Phase 3 of the recovery rally is demarcated by the Gray shaded area on the attached chart. Mysteriously and prophetically for the bulls, all of last week’s news shifted from Fed back pedaling on rates to promising evidence that meaningful progress was being made by both sides towards ending the U.S.-China trade spat. The prospective bullish news propelled ES from the opening bell on Monday January 15th at 2580.25 to the close on Friday January 18th at 2677.75, a climb of 3.8%.

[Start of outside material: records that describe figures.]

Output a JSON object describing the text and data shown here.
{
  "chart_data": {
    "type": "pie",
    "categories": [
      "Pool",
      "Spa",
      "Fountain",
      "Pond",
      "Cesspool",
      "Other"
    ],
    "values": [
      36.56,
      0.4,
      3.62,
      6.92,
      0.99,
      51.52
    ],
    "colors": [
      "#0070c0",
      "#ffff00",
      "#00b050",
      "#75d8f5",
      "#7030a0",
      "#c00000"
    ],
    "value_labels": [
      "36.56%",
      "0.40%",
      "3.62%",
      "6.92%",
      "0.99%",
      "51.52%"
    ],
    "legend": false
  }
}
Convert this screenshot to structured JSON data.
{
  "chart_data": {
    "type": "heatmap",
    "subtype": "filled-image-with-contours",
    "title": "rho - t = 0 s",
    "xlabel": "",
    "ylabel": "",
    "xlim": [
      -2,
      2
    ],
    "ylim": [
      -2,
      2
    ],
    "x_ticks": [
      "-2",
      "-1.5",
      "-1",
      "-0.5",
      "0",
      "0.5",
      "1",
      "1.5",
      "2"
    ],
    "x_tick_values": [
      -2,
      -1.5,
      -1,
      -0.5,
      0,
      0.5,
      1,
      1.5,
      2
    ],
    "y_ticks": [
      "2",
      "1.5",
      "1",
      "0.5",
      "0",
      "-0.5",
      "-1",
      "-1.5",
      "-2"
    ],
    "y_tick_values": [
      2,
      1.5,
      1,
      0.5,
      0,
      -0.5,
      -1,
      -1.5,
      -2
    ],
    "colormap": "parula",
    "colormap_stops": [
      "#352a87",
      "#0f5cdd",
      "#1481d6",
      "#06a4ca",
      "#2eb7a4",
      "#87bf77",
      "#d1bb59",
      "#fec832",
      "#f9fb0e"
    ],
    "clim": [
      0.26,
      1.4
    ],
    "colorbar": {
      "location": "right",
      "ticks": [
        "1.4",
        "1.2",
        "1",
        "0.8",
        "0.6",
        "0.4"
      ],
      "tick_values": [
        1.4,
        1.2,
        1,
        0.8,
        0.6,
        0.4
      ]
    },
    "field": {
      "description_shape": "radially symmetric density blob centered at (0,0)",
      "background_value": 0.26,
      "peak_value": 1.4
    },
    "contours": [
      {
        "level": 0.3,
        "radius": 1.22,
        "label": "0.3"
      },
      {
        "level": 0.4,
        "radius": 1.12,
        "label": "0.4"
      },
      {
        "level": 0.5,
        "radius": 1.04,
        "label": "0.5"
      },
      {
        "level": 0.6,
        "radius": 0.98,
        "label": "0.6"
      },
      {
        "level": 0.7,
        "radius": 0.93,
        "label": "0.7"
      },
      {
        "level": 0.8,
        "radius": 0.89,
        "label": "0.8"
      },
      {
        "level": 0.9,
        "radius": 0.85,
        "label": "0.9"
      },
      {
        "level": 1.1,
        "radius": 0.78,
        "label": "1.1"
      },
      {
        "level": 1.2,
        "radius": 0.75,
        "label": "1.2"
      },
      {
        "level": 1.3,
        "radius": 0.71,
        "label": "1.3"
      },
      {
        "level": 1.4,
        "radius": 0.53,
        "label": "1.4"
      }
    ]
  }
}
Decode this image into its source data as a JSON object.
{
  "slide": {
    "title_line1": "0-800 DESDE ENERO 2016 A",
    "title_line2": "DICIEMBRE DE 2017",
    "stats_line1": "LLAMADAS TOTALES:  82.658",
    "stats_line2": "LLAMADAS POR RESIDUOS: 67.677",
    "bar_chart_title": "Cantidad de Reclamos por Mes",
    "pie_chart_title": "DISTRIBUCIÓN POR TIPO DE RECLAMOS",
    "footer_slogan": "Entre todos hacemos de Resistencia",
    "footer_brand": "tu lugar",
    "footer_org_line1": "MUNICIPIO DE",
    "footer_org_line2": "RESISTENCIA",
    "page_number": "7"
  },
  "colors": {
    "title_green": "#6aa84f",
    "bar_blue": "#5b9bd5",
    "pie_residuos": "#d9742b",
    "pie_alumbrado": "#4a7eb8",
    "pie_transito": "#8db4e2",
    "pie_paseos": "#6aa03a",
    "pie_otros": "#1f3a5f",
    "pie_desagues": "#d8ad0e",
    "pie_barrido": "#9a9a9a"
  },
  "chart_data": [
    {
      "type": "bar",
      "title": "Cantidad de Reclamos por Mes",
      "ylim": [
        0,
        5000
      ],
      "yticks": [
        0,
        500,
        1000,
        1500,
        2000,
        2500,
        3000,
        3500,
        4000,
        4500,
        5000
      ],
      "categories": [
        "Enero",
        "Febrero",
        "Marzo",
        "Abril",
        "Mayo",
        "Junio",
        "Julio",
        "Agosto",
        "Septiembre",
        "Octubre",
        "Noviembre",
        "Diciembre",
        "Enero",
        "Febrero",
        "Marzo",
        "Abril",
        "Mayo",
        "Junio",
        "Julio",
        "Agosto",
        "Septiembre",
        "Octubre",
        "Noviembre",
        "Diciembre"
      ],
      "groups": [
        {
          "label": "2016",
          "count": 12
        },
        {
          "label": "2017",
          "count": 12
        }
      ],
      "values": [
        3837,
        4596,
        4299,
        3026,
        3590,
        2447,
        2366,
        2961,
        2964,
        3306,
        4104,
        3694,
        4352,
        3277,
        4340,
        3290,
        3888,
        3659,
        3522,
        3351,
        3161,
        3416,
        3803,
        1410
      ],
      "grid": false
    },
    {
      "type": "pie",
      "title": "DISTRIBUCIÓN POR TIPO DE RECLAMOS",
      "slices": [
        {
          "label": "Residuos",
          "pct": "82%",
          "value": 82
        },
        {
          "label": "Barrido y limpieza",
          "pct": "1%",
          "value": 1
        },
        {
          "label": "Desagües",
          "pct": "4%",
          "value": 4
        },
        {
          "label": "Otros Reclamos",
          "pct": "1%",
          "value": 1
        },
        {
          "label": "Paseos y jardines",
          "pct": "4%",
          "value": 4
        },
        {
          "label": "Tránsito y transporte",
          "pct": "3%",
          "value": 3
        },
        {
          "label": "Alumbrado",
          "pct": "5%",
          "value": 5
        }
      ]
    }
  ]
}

We can make the case, that the 57% recovery of the entire September-December decline is at or nearing exhaustion of three phases of bullish psychology: 1) an acute oversold condition, 2) Fed Intervention, and 3) China Stimulus and Anticipatory News about an End to the U.S. Trade Dispute. Each of the three phases has coincided with upmoves of lessening magnitude and amplitude, which if nothing else, is a warning to us that justification for buying strength at current levels is waning rapidly, especially in the absence of more bullish news catalysts.

I suspect additional algo-triggering bullish news could come in the form of an actual U.S.-China trade deal, or even an end to the Government Shutdown. Then again, the Trumpian Way seems to have a penchant to play games of brinkmanship with adversaries, foreign or domestic. In the case of China, given recent weaker-than-expected economic data, the March 1st deadline is likely to encourage delay into 11th hour event risk, while the month-long Government Shutdown, though damaging to a small segment of the population (and disheartening to millions), so far has failed to extract a potentially severe political or economic cost, and for that reason, might extend for considerably longer than anyone expects.       

With the foregoing in mind, all eyes on 2635/40, which if violated and sustained, will argue that near term bullish Fed and China supportive psychology has been expended, and will leave the algos inversely poised for negative news triggers.